Search code examples
linuxpthreadsglibc

pthread_cond_timedwait returns one second early


The program below produces this output:

$ ./test_condvar 9000
1343868189.623067126 1343868198.623067126 FIRST
1343868197.623132345 1343868206.623132345 TIMEOUT
1343868205.623190120 1343868214.623190120 TIMEOUT
1343868213.623248184 1343868222.623248184 TIMEOUT
1343868221.623311549 1343868230.623311549 TIMEOUT
1343868229.623369718 1343868238.623369718 TIMEOUT
1343868237.623428856 1343868246.623428856 TIMEOUT

Note that reading across rows shows a time delta of the intended 9 seconds, but reading down columns show that pthread_cond_timedwait returns ETIMEDOUT in 8 seconds.

pthread lib is glibc 2.12. running Red Hat EL6. uname -a shows 2.6.32-131.12.1.el6.x86_64 #1 SMP Tue Aug 23 11:13:45 CDT 2011 x86_64 x86_64 x86_64 GNU/Linux

it looks like pthread_cond_timedwait relies on lll_futex_timed_wait for the timeout behavior.
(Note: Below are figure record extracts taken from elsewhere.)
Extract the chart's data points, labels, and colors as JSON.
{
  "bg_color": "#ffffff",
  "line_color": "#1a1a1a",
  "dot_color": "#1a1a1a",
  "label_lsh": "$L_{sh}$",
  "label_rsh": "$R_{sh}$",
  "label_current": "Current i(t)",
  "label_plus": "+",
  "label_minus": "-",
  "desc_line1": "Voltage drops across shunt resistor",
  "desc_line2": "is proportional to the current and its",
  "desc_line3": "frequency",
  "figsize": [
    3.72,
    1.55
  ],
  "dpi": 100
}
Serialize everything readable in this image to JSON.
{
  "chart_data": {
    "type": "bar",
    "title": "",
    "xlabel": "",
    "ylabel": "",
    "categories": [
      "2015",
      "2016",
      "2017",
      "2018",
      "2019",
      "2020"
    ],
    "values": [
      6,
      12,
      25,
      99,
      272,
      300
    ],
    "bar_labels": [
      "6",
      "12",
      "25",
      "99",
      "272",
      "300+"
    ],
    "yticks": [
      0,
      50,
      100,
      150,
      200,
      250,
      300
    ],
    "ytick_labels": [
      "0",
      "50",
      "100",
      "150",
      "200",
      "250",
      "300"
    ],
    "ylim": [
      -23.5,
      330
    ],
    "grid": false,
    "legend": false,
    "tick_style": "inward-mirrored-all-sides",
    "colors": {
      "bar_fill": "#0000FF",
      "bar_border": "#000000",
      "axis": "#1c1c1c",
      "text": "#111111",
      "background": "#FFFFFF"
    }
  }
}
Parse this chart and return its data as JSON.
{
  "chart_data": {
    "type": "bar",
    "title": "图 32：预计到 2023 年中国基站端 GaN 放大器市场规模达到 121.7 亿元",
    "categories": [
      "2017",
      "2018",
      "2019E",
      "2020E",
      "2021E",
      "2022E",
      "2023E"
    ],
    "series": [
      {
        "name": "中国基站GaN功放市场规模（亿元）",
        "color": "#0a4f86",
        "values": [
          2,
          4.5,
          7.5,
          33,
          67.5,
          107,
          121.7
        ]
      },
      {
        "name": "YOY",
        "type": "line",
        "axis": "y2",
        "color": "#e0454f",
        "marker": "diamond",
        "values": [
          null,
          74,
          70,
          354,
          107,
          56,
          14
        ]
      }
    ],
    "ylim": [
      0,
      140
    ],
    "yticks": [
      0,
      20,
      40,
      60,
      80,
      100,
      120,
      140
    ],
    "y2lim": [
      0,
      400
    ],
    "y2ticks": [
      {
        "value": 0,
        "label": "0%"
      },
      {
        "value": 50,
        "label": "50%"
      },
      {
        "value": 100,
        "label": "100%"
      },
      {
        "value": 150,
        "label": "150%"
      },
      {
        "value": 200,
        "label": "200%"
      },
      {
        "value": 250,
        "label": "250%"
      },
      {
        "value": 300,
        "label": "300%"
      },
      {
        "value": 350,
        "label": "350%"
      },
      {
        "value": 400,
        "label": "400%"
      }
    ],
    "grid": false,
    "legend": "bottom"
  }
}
Any ideas on where else to search for an explanation?

#include <time.h>
#include <sys/time.h>
#include <pthread.h>
#include <errno.h>
#include <stdlib.h>
#include <stdio.h>

int main ( int argc, char *argv[] )
{
    pthread_mutexattr_t mtx_attr;
    pthread_mutex_t mtx;
    pthread_condattr_t cond_attr;
    pthread_cond_t cond;

    int milliseconds;
    const char *res = "FIRST";

    if ( argc < 2 )
    {
        fputs ( "must specify interval in milliseconds", stderr );
        exit ( EXIT_FAILURE );
    }

    milliseconds = atoi ( argv[1] );

    pthread_mutexattr_init ( &mtx_attr );
    pthread_mutexattr_settype ( &mtx_attr, PTHREAD_MUTEX_NORMAL );
    pthread_mutexattr_setpshared ( &mtx_attr, PTHREAD_PROCESS_PRIVATE );

    pthread_mutex_init ( &mtx, &mtx_attr );
    pthread_mutexattr_destroy ( &mtx_attr );

#ifdef USE_CONDATTR
    pthread_condattr_init ( &cond_attr );
    if ( pthread_condattr_setclock ( &cond_attr, CLOCK_REALTIME ) != 0 )
    {
        fputs ( "pthread_condattr_setclock failed", stderr );
        exit ( EXIT_FAILURE );
    }

    pthread_cond_init ( &cond, &cond_attr );
    pthread_condattr_destroy ( &cond_attr );
#else
    pthread_cond_init ( &cond, NULL );
#endif

    for (;;)
    {
        struct timespec now, ts;
            clock_gettime ( CLOCK_REALTIME, &now );

        ts.tv_sec = now.tv_sec + milliseconds / 1000;
            ts.tv_nsec = now.tv_nsec + (milliseconds % 1000) * 1000000;
        if (ts.tv_nsec > 1000000000)
        {
            ts.tv_nsec -= 1000000000;
            ++ts.tv_sec;
        }

        printf ( "%ld.%09ld %ld.%09ld %s\n", now.tv_sec, now.tv_nsec,
                 ts.tv_sec, ts.tv_nsec, res );

        pthread_mutex_lock ( &mtx );
        if ( pthread_cond_timedwait ( &cond, &mtx, &ts ) == ETIMEDOUT )
            res = "TIMEOUT";
        else
            res = "OTHER";
        pthread_mutex_unlock ( &mtx );
    }
}

Solution

  • There was a Linux kernel bug triggered by the insertion of a leap second on July 1st this year, which resulted in futexes expiring one second too early until either the machine was rebooted or you ran the workaround:

    # date -s "`date`"
    

    It sounds like you've been bitten by that.